Drei Jahre und zehn Monate muss Danuta K. (Name geändert, hier zwischen ihrem Verteidiger Günter Teworte und der Dolmetscherin) ins Gefängnis. Damit blieb das Gericht weit unter dem Antrag der Staatsanwaltschaft.

Auch eine Burscheiderin wurde Opfer. Für ihre Beteiligung am Betrugssystem muss eine Frau drei Jahre und zehn Monate ins Gefängnis.

„Diese Taten rufen den Impuls hervor, dass sie hart bestraft werden müssen.“ Volker Köhler, Vorsitzender der 18. Großen Strafkammer am Kölner Landgericht, ist da ganz bei den Ermittlern. Acht Fälle von Schockanrufen hat das Gericht elf Verhandlungstage lang beleuchtet. Es war herauszufinden, welche Rolle Danuta K. (Name geändert) in dem sorgfältig aufgezogenen Betrugssystem spielte.

Nach Auffassung der Staatsanwaltschaft war die junge Frau so eine Art „Führungsoffizier“ für einen „Läufer“, der Geld, Schmuck, Goldbarren bei den alten Menschen abholte, die man zuvor in Angst und Schrecken versetzt hatte: Ein Enkel habe bei einem Verkehrsunfall jemanden getötet, sei nun im Gefängnis und könne nur gegen Zahlung einer Kaution freikommen. So oder so ähnlich war jeweils die Schock-Geschichte.

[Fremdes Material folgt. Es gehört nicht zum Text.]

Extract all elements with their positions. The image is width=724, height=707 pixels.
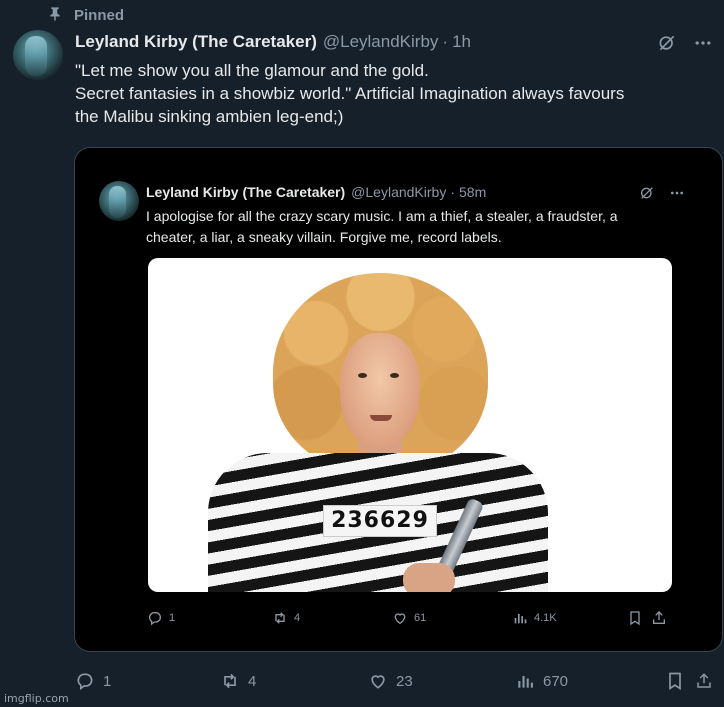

Sieben Jahre Haft für den „Läufer“

Für seine Jobs war der „Läufer“ schon zu rund sieben Jahren Haft verurteilt worden. Der zweite Prozess gegen Danuta K. wird wohl der letzte gewesen sein: Die Hintermänner des organisierten Betrugs sitzen in Polen. Selbst wenn man die ausfindig machen würde – Polen würde die Täter nicht nach Deutschland ausliefern.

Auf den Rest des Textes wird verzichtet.